HEZBOLLAH – Tra gli alleati di Bashar al-Assad, tuttavia, qualcosa sembrava muoversi già da qualche giorno. Nelle stesse ore in cui ha parlato al-Julani lo ha fatto anche Naim Qassem, leader di Hezbollah in Libano, affermando che “i gruppi terroristici che vogliono far cadere il regime non saranno in grado di raggiungere i loro obiettivi e noi come Hezbollah saremo al fianco della Siria per sventare gli obiettivi di questa aggressione orchestrata da Israele e Stati Uniti“.
Due giorni prima, dopo la caduta di Aleppo, fonti anonime citate dalla Reuters ipotizzavano la partecipazione al conflitto in Siria delle milizie irachene e filo-iraniane, ma non quella di Hezbollah, perlomeno nelle prime fasi, e nonostante i miliziani, mentre scriviamo, si trovino a meno di 80 chilometri dalla cittadina di Hermel, nel nord est del Libano, dove la presenza della stessa Hezbollah è molto radicata. Va tuttavia tenuto presente che questa avanzata dei ribelli, a prescindere dalla loro reale progettualità, viene letta dall’intero “Asse della Resistenza” – come segnalato dalle parole di Qassem – come una avanzata sostenuta e guidata da Israele e Stati Uniti, inscrivibile quindi nel conflitto che si è riacceso nel corso dell’ultimo anno. È quindi assai probabile che Hezbollah invii suoi uomini perlomeno a difesa di Damasco. Secondo alcuni report non confermati, in realtà uomini di Hezbollah sarebbero già diretti verso Homs.
Le capacità offensive di Hezbollah sono state indebolite da Israele ma proprio la faticosa invasione terrestre israeliana in Libano – interrottasi con il cessate il fuoco – ha dimostrato come i miliziani libanesi siano ancora operativi sul terreno, nonché particolarmente avvezzi allo scontro terrestre.
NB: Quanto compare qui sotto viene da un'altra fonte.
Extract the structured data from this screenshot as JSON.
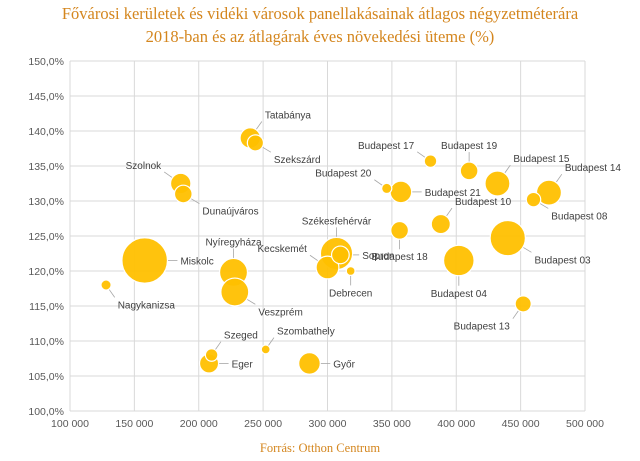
{
  "chart_data": {
    "type": "bubble",
    "title_line1": "Fővárosi kerületek és vidéki városok panellakásainak átlagos négyzetméterára",
    "title_line2": "2018-ban és az átlagárak éves növekedési üteme (%)",
    "source": "Forrás: Otthon Centrum",
    "xlim": [
      100000,
      500000
    ],
    "ylim": [
      100,
      150
    ],
    "x_ticks": [
      100000,
      150000,
      200000,
      250000,
      300000,
      350000,
      400000,
      450000,
      500000
    ],
    "x_tick_labels": [
      "100 000",
      "150 000",
      "200 000",
      "250 000",
      "300 000",
      "350 000",
      "400 000",
      "450 000",
      "500 000"
    ],
    "y_ticks": [
      100,
      105,
      110,
      115,
      120,
      125,
      130,
      135,
      140,
      145,
      150
    ],
    "y_tick_labels": [
      "100,0%",
      "105,0%",
      "110,0%",
      "115,0%",
      "120,0%",
      "125,0%",
      "130,0%",
      "135,0%",
      "140,0%",
      "145,0%",
      "150,0%"
    ],
    "grid": true,
    "colors": {
      "bubble": "#ffc000",
      "bubble_stroke": "#ffffff",
      "grid": "#d9d9d9",
      "axis_text": "#595959",
      "label": "#404040",
      "leader": "#a6a6a6",
      "title": "#d4861e"
    },
    "points": [
      {
        "name": "Tatabánya",
        "x": 240000,
        "y": 139.0,
        "size": 8,
        "label_pos": "up-right"
      },
      {
        "name": "Szekszárd",
        "x": 244000,
        "y": 138.3,
        "size": 5,
        "label_pos": "right-down"
      },
      {
        "name": "Szolnok",
        "x": 186000,
        "y": 132.5,
        "size": 8,
        "label_pos": "left-up"
      },
      {
        "name": "Dunaújváros",
        "x": 188000,
        "y": 131.0,
        "size": 6,
        "label_pos": "right-down"
      },
      {
        "name": "Miskolc",
        "x": 158000,
        "y": 121.5,
        "size": 40,
        "label_pos": "right"
      },
      {
        "name": "Nyíregyháza",
        "x": 227000,
        "y": 119.8,
        "size": 15,
        "label_pos": "up"
      },
      {
        "name": "Veszprém",
        "x": 228000,
        "y": 117.0,
        "size": 15,
        "label_pos": "right-down"
      },
      {
        "name": "Nagykanizsa",
        "x": 128000,
        "y": 118.0,
        "size": 2,
        "label_pos": "down-right"
      },
      {
        "name": "Kecskemét",
        "x": 300000,
        "y": 120.5,
        "size": 10,
        "label_pos": "left-up"
      },
      {
        "name": "Székesfehérvár",
        "x": 307000,
        "y": 122.5,
        "size": 20,
        "label_pos": "up"
      },
      {
        "name": "Sopron",
        "x": 310000,
        "y": 122.3,
        "size": 6,
        "label_pos": "right"
      },
      {
        "name": "Debrecen",
        "x": 318000,
        "y": 120.0,
        "size": 1.5,
        "label_pos": "down"
      },
      {
        "name": "Szeged",
        "x": 210000,
        "y": 108.0,
        "size": 3,
        "label_pos": "up-right"
      },
      {
        "name": "Eger",
        "x": 208000,
        "y": 106.8,
        "size": 7,
        "label_pos": "right"
      },
      {
        "name": "Szombathely",
        "x": 252000,
        "y": 108.8,
        "size": 1.5,
        "label_pos": "up-right"
      },
      {
        "name": "Győr",
        "x": 286000,
        "y": 106.8,
        "size": 9,
        "label_pos": "right"
      },
      {
        "name": "Budapest 17",
        "x": 380000,
        "y": 135.7,
        "size": 3,
        "label_pos": "left-up"
      },
      {
        "name": "Budapest 19",
        "x": 410000,
        "y": 134.3,
        "size": 6,
        "label_pos": "up"
      },
      {
        "name": "Budapest 15",
        "x": 432000,
        "y": 132.5,
        "size": 12,
        "label_pos": "up-right"
      },
      {
        "name": "Budapest 14",
        "x": 472000,
        "y": 131.2,
        "size": 12,
        "label_pos": "up-right"
      },
      {
        "name": "Budapest 20",
        "x": 346000,
        "y": 131.8,
        "size": 2,
        "label_pos": "left-up"
      },
      {
        "name": "Budapest 21",
        "x": 357000,
        "y": 131.3,
        "size": 9,
        "label_pos": "right"
      },
      {
        "name": "Budapest 08",
        "x": 460000,
        "y": 130.2,
        "size": 4,
        "label_pos": "right-down"
      },
      {
        "name": "Budapest 10",
        "x": 388000,
        "y": 126.7,
        "size": 7,
        "label_pos": "up-right"
      },
      {
        "name": "Budapest 18",
        "x": 356000,
        "y": 125.8,
        "size": 6,
        "label_pos": "down"
      },
      {
        "name": "Budapest 03",
        "x": 440000,
        "y": 124.7,
        "size": 24,
        "label_pos": "right-down"
      },
      {
        "name": "Budapest 04",
        "x": 402000,
        "y": 121.5,
        "size": 18,
        "label_pos": "down"
      },
      {
        "name": "Budapest 13",
        "x": 452000,
        "y": 115.3,
        "size": 5,
        "label_pos": "down-left"
      }
    ]
  }
}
Funzionari dell’intelligence americana, inoltre, alcuni giorni fa riferivano alla Reuters che Hezbollah sta già lavorando al riarmo, facendo affidamento sulla produzione colf (ma anche su quella in Siria) e lanciando anche una nuova massiccia campagna di reclutamento.
MILIZIE IRACHENE – Ancora più articolata la questione del possibile intervento in Siria delle milizie irachene, coinvolte solo marginalmente dal conflitto tra Israele ed Hezbollah. Negli ultimi tre giorni le notizie da Baghdad sono parse contraddittorie, forse per via dell’estrema fluidità del contesto. Il 30 novembre, prima della caduta di Aleppo, l’Iraq ha chiuso la frontiera terrestre con la Siria, schierando delle truppe lungo i 600 chilometri che separano i due Paesi. Il 2 dicembre, nel rispondere alle voci secondo cui alcune milizie irachene fossero già entrate in Siria, il capo delle PMU, Falih Al Fayyad, negava, sostenendo che “le milizie (che sono inquadrate nell’Esercito iracheno, ndr) non operano fuori dal Paese”.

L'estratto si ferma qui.